Vision Blindness – Introduction

see no evil minion(See the Preface here.) There are many uses of the word ‘blind’. The concept is so broadly understood, and feared, that many languages have adopted the term to other common uses. When someone does not appreciate the gravity of a situation, they are said to be ‘blind to it’. Likewise, we are blind when we can ‘see’ a threat, as in perceive it and understand it, but refuse to act on it. Even in more technical arenas, the word is helpful in many contexts. Anosmia, for example, the inability to smell, is often called ‘nose blindness’. Face blindness, clinically speaking, is referred to as prosopagnosiablindness here being the more widely recognizable term.

This and the following three posts describe ‘vision blindness‘, a term coined to complement the standard understanding of visual blindness. In medicine, ‘blindness’ is most often used in the traditional sense: The inability to see due to disease in the eyes and/or visual neural pathways. To simulate this in a crude and rudimentary manner, one simply has to close the eyes. Vision blindness, on the other hand, is the inability to understand visual process, visual impediments to learning and development (VILD), and how these impact upon human development and behaviour.

Unless you have training in vision science or you know you are affected by visual impediments, you are likely to be ‘vision blind’: To you, your eyes ‘just work’, and your vision, for all intents and purposes, is ‘normal’. The impacts of vision blindness among clinical practitioners are most often felt by the patients they serve; this disregard leads us down sub-optimal, and sometimes dangerous, paths of assessment and intervention when faced with many common medical and child development concerns. When we ignore the basics, it becomes easy to convince ourselves that something else is amiss, something that we can search for and speculate upon until the proverbial cows come home, but none of these avenues of inquiry will lead to underlying causes and effective treatment because the root problem, visual dysfunction, has not been addressed.

Vision is a process that begins in the eyes or in the brain, depending on context, and whom you ask. Regardless of your frame of reference, there is no disagreement that vision, that is, the details of the visual process, are extraordinarily complex and understood by very few. There are multiple professional specialties that deal with the many aspects of vision, from eye physiology and medical care, to visual perception (so-called visual processing), to visual performance in sport and rehabilitation, to physiological optics (the process of capturing optically-based stimuli with the eyes), to visual rehabilitation.

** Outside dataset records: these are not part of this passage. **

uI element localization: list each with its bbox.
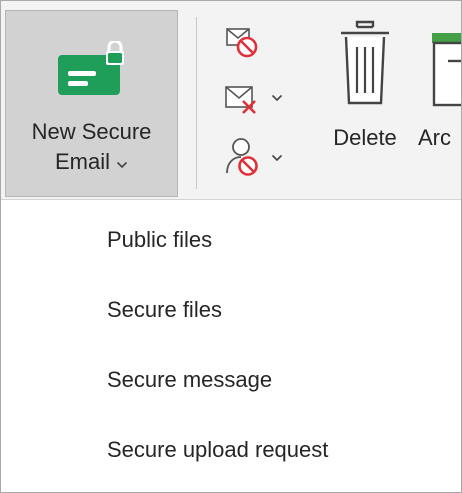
new-secure-email-dropdown-menu: Public files Secure files Secure message… xyxy=(1,200,461,492)
chevron-down-icon xyxy=(116,148,128,178)
menu-item-label: Secure message xyxy=(107,367,273,392)
ribbon-separator xyxy=(196,17,197,189)
new-secure-email-label-line1: New Secure xyxy=(31,119,152,144)
menu-item-secure-upload-request[interactable]: Secure upload request xyxy=(1,415,461,485)
archive-label: Arc xyxy=(418,125,451,150)
menu-item-secure-message[interactable]: Secure message xyxy=(1,345,461,415)
menu-item-label: Secure files xyxy=(107,297,222,322)
trash-icon xyxy=(341,20,389,105)
ignore-conversation-button[interactable] xyxy=(223,79,293,123)
chevron-down-icon xyxy=(271,154,283,162)
app-window: New Secure Email Delete Arc Public files… xyxy=(0,0,462,493)
report-user-icon xyxy=(226,138,258,176)
menu-item-label: Secure upload request xyxy=(107,437,329,462)
ribbon-toolbar: New Secure Email Delete Arc xyxy=(1,1,461,200)
archive-box-icon xyxy=(432,33,461,107)
block-sender-button[interactable] xyxy=(223,23,263,67)
secure-email-lock-icon xyxy=(56,39,128,97)
menu-item-secure-files[interactable]: Secure files xyxy=(1,275,461,345)
delete-button[interactable]: Delete xyxy=(319,15,411,165)
archive-button[interactable]: Arc xyxy=(416,15,461,165)
new-secure-email-label-line2: Email xyxy=(54,149,110,174)
new-secure-email-button[interactable]: New Secure Email xyxy=(5,10,178,197)
new-secure-email-label-line2-wrap: Email xyxy=(6,147,177,178)
new-secure-email-label: New Secure Email xyxy=(6,117,177,178)
block-sender-icon xyxy=(226,28,258,58)
report-user-button[interactable] xyxy=(223,135,293,179)
menu-item-public-files[interactable]: Public files xyxy=(1,205,461,275)
menu-item-label: Public files xyxy=(107,227,213,252)
ignore-conversation-icon xyxy=(225,86,256,114)
delete-label: Delete xyxy=(333,125,397,150)
chevron-down-icon xyxy=(271,94,283,102)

Regardless of the massive complexity of vision and the visual process, vision can also be perceived as fundamentally simple: You open your eyes and there you have it – it works. This simplicity combined with the great underlying complexity creates a paradox: For some, vision becomes something we don’t need to be concerned with, and for others it is critically central in child development and the care of some patients. Given the arcane and complex nature of vision science, it is no surprise that many who should know the details don’t. What is more surprising is that many who know they know little, and should know more, do nothing to expand on that knowledge.

In the Part One, I will consider the vision blindness that results from lack of professional expertise and training. Too few professional programs in health, education, and psychology take time to teach even the fundamentals of how vision works and why this is important. This provides a foundation for misunderstanding and creates an extreme bias in patient care that leads to inefficient care, and at times dangerous and unnecessary interventions.

Part Two takes a look at vision blindness resulting from what don’t see about vision because we don’t look. This is closely related to the the first concern described in Part One, the fact that professional colleges disregard human visual function in their curricula, but it also extends further into practical clinical applications: How does the lack of curricular emphasis on vision function manifest in clinic day-to-day?

The final post, Part Three, considers those instances of vision blindness where, for a variety of reasons, doctors and therapists choose to not consider visual process in their diagnostic and treatment regimens, choosing instead to seek alternative and more common clinical paradigms. This includes those who work to minimize the importance of human visual function, while having no expertise to speak from in this regard.

These three perspectives, the “cannot’s”, the “do not’s”, and the “will not’s”, all combine to create a great gap in the management of health, education, and child development. The resulting disregard of something so very basic to our existence and development is often catastrophic for those afflicted with significant visual functional problems, their families, and to the taxpayers who fund public education and healthcare. The point of these posts is, I hope, clear; the reason why I would write them is elaborated in the series Preface.